Advances in pediatric anesthesiology have greatly contributed to improved outcomes and survival in newborns and infants requiring surgical intervention. Newborn physiology is primarily characterized by a high metabolic rate, limited cardiopulmonary reserve, and decreased renal function. Multisystem organ immaturity underlies the differences in physiological response to anesthetics in the neonate, as compared to the older child or adult (1). Thus, providing anesthesia for the newborn requires many considerations beyond what is needed for the older child or adult.
Physiological differences between children and adults are important determinants when planning management of anesthesia in pediatric patients. The single most important difference that physiologically distinguishes pediatric patients from adults is oxygen consumption. Neonatal oxygen requirements are 2–3 times the adult requirement, ranging from 6 to 9 mL/kg/min. Increased oxygen demand is met by increased respiratory rate, as there is a minimal inspiratory reserve to increase tidal volume (2). As a result, infants have an increased risk of respiratory fatigue. Administration of high oxygen concentrations may depress respiratory drive in the newborn (1).
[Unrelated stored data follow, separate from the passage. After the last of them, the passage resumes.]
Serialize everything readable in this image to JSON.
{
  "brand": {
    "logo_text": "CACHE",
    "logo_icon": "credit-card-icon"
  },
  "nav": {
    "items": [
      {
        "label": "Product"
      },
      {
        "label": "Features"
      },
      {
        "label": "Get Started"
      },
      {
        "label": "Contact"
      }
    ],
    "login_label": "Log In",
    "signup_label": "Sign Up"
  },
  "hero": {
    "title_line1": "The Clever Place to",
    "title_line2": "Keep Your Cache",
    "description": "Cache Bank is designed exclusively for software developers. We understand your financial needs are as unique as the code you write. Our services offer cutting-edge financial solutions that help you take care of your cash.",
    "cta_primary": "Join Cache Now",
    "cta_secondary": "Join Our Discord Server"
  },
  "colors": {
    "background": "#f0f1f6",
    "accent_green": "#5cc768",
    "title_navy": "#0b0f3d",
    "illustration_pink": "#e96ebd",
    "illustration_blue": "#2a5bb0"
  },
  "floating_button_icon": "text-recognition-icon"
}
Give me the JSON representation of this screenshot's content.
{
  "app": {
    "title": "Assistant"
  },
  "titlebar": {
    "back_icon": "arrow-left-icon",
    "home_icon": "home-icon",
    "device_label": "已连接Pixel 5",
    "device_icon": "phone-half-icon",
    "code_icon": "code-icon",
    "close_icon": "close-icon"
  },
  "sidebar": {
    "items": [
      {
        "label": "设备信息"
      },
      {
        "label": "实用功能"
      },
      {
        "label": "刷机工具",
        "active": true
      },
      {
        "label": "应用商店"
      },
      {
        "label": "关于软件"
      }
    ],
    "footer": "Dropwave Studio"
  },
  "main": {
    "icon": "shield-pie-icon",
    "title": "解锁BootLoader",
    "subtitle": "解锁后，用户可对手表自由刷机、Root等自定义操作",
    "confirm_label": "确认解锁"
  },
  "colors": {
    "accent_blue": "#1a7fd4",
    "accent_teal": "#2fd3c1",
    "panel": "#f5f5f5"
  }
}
Anatomic closure of the foramen ovale typically occurs within the first year of life, and anatomical closure of the ductus arteriosus begins at 10 hours of life, but is usually completed by 2 months of age. Neonatal circulation may revert to fetal circulation if the physiological parameters responsible for cardiac shunt closure are not maintained. As such, it is important to avoid factors that increase pulmonary vascular resistance (physiologic stress, hypoxia, hypercarbia, acidosis, and hypothermia) in newborns (1). Furthermore, maintenance of heart rate is essential in the neonatal period. Cardiac output is dependent on heart rate, as stroke volume is fixed due to decreased compliance of the immature ventricle. Thus, while maintaining preload is important during anesthetic management, increasing preload provides minimal benefit for improving cardiac output. The sympathetic nervous system is also immature in newborns. Bradycardia (slow heart rate) may occur after stimulating procedures such as laryngoscopy, oropharyngeal suctioning, or gastric tube placement rather than the expected tachycardia (fast heart rate) seen in patients with mature sympathetic nervous systems. Treatment with anticholinergic agents may be required (1).
Prior to surgery, a thorough pre-anesthetic history and physical examination must be performed with the goal of identifying potential anesthetic complications due to coexisting disease (1). A review of all organ systems, including identification of genetic syndromes and associated anomalies, should be conducted. Any previous anesthetic and surgical records should also be reviewed to reveal any potential difficulties with airway management or anesthetic emergence (1). Prior to the induction of anesthesia, infant patients should be given glucose-containing intravenous maintenance fluids to prevent hypovolemia or hypoglycemia caused by fasting. During preparation for anesthetic induction, the anesthesiologist must assess the risk of potential pediatric aspiration events (1). Risk factors for aspiration in the perioperative period include neurologic abnormality, emergency surgery, intestinal obstruction or increased abdominal pressure, light anesthesia, and the skill of the anesthesia provider. Infants and young children are particularly prone to regurgitation and aspiration for a variety of reasons including air swallowing while crying and decreased lower esophageal sphincter tone. In one study, almost all cases of pulmonary aspiration occurred in children who gagged or coughed during airway management, either because neuromuscular blockade was not administered or airway manipulation occurred before the child was completely paralyzed (1).
The American Academy of Pediatrics Committee on Drugs (COD) notes that children tend to be particularly susceptible to oversedation with anesthesia. Thus, provision for safe sedation in children (infants, in particular) requires skill and organization of resources to prevent severe negative patient outcomes (3). Pulse oximetry, particularly the type that provides an audible change in tone as the saturation changes, should be required for every patient sedated for a procedure, as it provides an early warning of developing oxygen desaturation (3). In addition, both clinicians administering anesthesia and those in the postoperative arena should always have the appropriate reversal agents (e.g., naloxone, flumazenil) at their disposal.
References
- Vadi, M., Nour, C., Leiter, P., Carter, H.(2017). Anesthetic Management of the Newborn Surgical Patient, Pediatric and Neonatal Surgery, Joanne Baerg, IntechOpen, DOI: 10.5772/66932. Available from: https://www.intechopen.com/books/pediatric-and-neonatal-surgery/anesthetic-management-of-the-newborn-surgical-patient
- Bansal, T., Hooda, S. (2013). Anesthetic Considerations In Paediatric Patients. Journal International Medical Sciences Academy 26(2):127-131.